World markets see storm over US news: Reuters
Markets were gripped by fear, American and Japanese indices were under attack.

Unexpectedly weak U.S. employment data released on Aug. 2 fueled fears of an impending recession, sending investors off stocks and into bonds. This led to a sharp increase in the prices of treasury bonds and a decrease in their yield to multi-month lows, informs Reuters.
Oil prices fell by more than $3 a barrel, hitting session lows. The U.S. dollar index fell more than 1% to its lowest level since March.
Highly valued technology companies suffered the biggest losses, while an index of European bank shares posted its biggest weekly drop in 17 months on weak earnings. The stock market volatility index VIX, known as “Wall Street’s fear gauge,” rose more than 40%.
Friday’s U.S. jobs report showed job growth slowed more than expected in July and the unemployment rate rose to 4.3%. This indicates possible labor market weakness and greater vulnerability to recession. Markets have already been hit by disappointing earnings reports from companies such as Amazon and Intel. The data raised expectations for multiple rate cuts this year by the US Federal Reserve, which just this week decided to leave them unchanged.

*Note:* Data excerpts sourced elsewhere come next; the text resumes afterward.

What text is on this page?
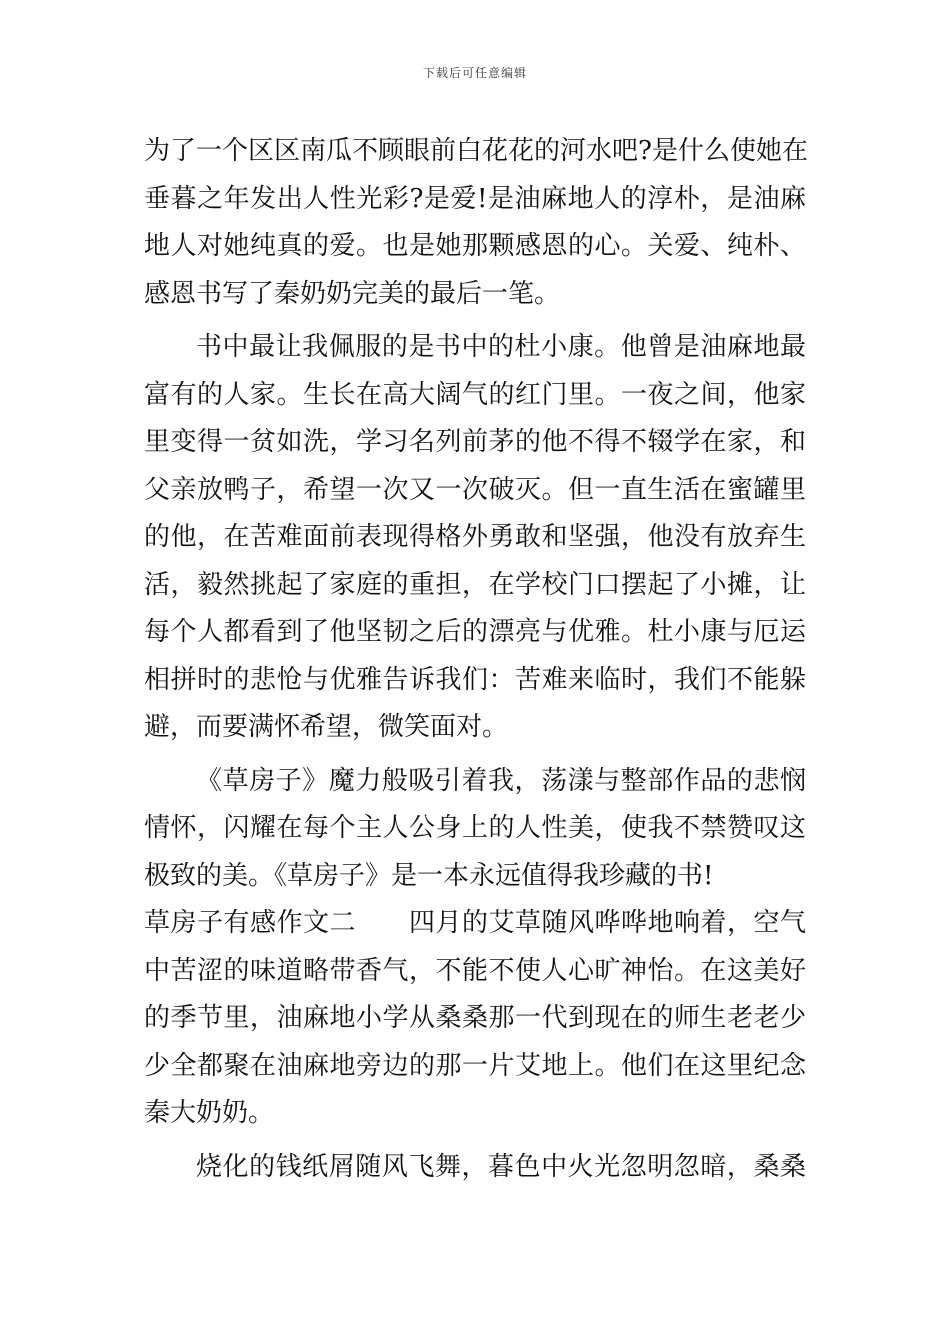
下载后可任意编辑
为了一个区区南瓜不顾眼前白花花的河水吧?是什么使她在
垂暮之年发出人性光彩?是爱!是油麻地人的淳朴，是油麻
地人对她纯真的爱。也是她那颗感恩的心。关爱、纯朴、
感恩书写了秦奶奶完美的最后一笔。
书中最让我佩服的是书中的杜小康。他曾是油麻地最
富有的人家。生长在高大阔气的红门里。一夜之间，他家
里变得一贫如洗，学习名列前茅的他不得不辍学在家，和
父亲放鸭子，希望一次又一次破灭。但一直生活在蜜罐里
的他，在苦难面前表现得格外勇敢和坚强，他没有放弃生
活，毅然挑起了家庭的重担，在学校门口摆起了小摊，让
每个人都看到了他坚韧之后的漂亮与优雅。杜小康与厄运
相拼时的悲怆与优雅告诉我们：苦难来临时，我们不能躲
避，而要满怀希望，微笑面对。
《草房子》魔力般吸引着我，荡漾与整部作品的悲悯
情怀，闪耀在每个主人公身上的人性美，使我不禁赞叹这
极致的美。《草房子》是一本永远值得我珍藏的书!
草房子有感作文二　　四月的艾草随风哗哗地响着，空气
中苦涩的味道略带香气，不能不使人心旷神怡。在这美好
的季节里，油麻地小学从桑桑那一代到现在的师生老老少
少全都聚在油麻地旁边的那一片艾地上。他们在这里纪念
秦大奶奶。
烧化的钱纸屑随风飞舞，暮色中火光忽明忽暗，桑桑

“Jobs data suggests significant further progress that the Federal Reserve made a policy mistake by not cutting the federal funds rate this week. It is possible that the Fed will change its communication between meetings about the balance of risks to remove any doubt about a rate cut.” in September”, – said managing partner of Harris Financial Group, Jamie Cox.
As a result, fears of a recession gripped the markets, causing stocks to plummet and volatility to rise. Investors await further steps by the Federal Reserve to stabilize the economy and reduce risks.